An energy-efficient load balance strategy based on virtual machine consolidation in cloud environment

Abstract

In the cloud computing environment, unbalanced utilization of multi-dimensional resources in physical servers generates resource fragmentation, leading to inefficient resource utilization and energy wastage in data centers. The inefficient utilization of resources makes high energy consumption and low quality of service (QoS) in resource management an urgent problem to be solved. We propose a load balancing strategy based on virtual machine consolidation (LBVMC), which aims to reduce the energy consumption and service level agreement (SLA) violation of data centers by balancing the multi-dimensional resource utilization in physical machines (PMs). First, we present a load state classification algorithm for PMs with load abnormality considering current and future loads to reduce unnecessary virtual machine (VM) migrations caused by occasional load fluctuations. Then, we propose a resource-weight based selection model for migratable VMs, which selects appropriate VMs to be migrated based on multi-dimensional resource utilization, and reduces resource fragmentation caused by load imbalance.

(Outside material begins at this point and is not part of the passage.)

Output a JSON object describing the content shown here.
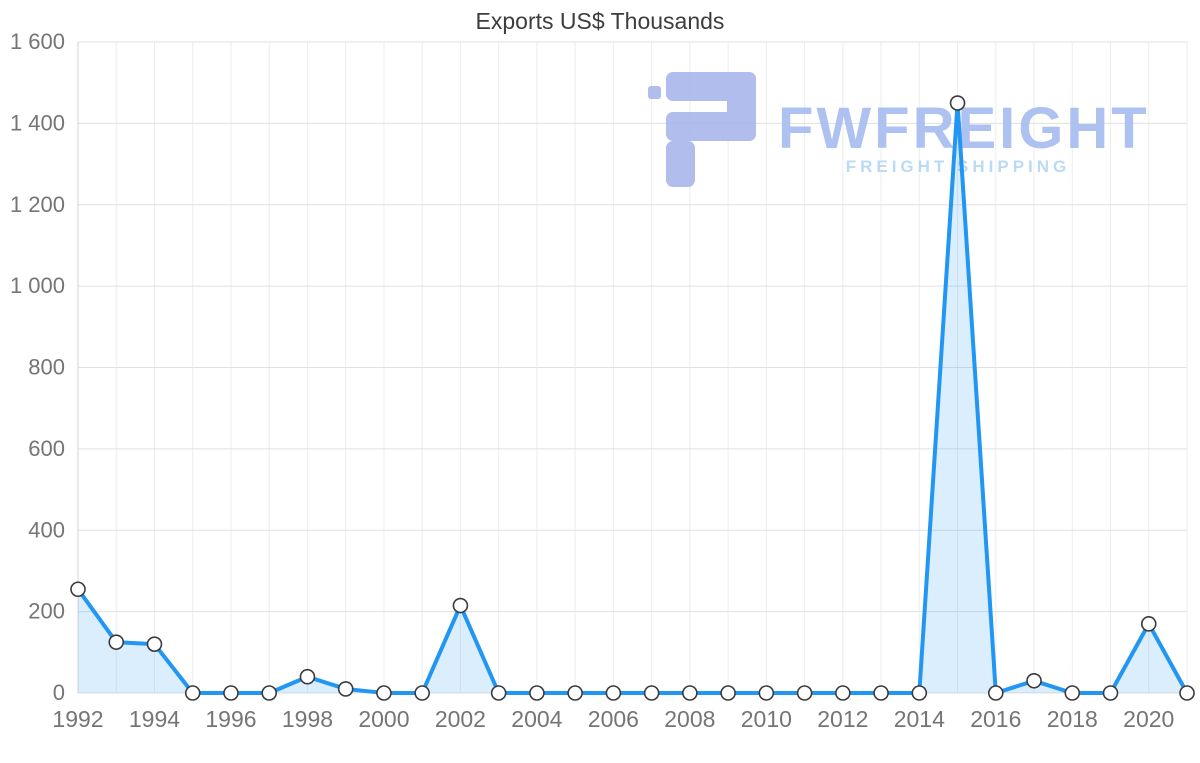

Finally, we design a VM placement algorithm based on resource fitness and load correlation to deploy VMs on the optimal destination PMs to assure load balancing of the destination PMs after VM placement. We perform simulated experiments under homogeneous, heterogeneous, and bottleneck resource environments. Experimental results show that LBVMC is superior to other strategies in reducing energy consumption and SLA violations and achieves better overall performance.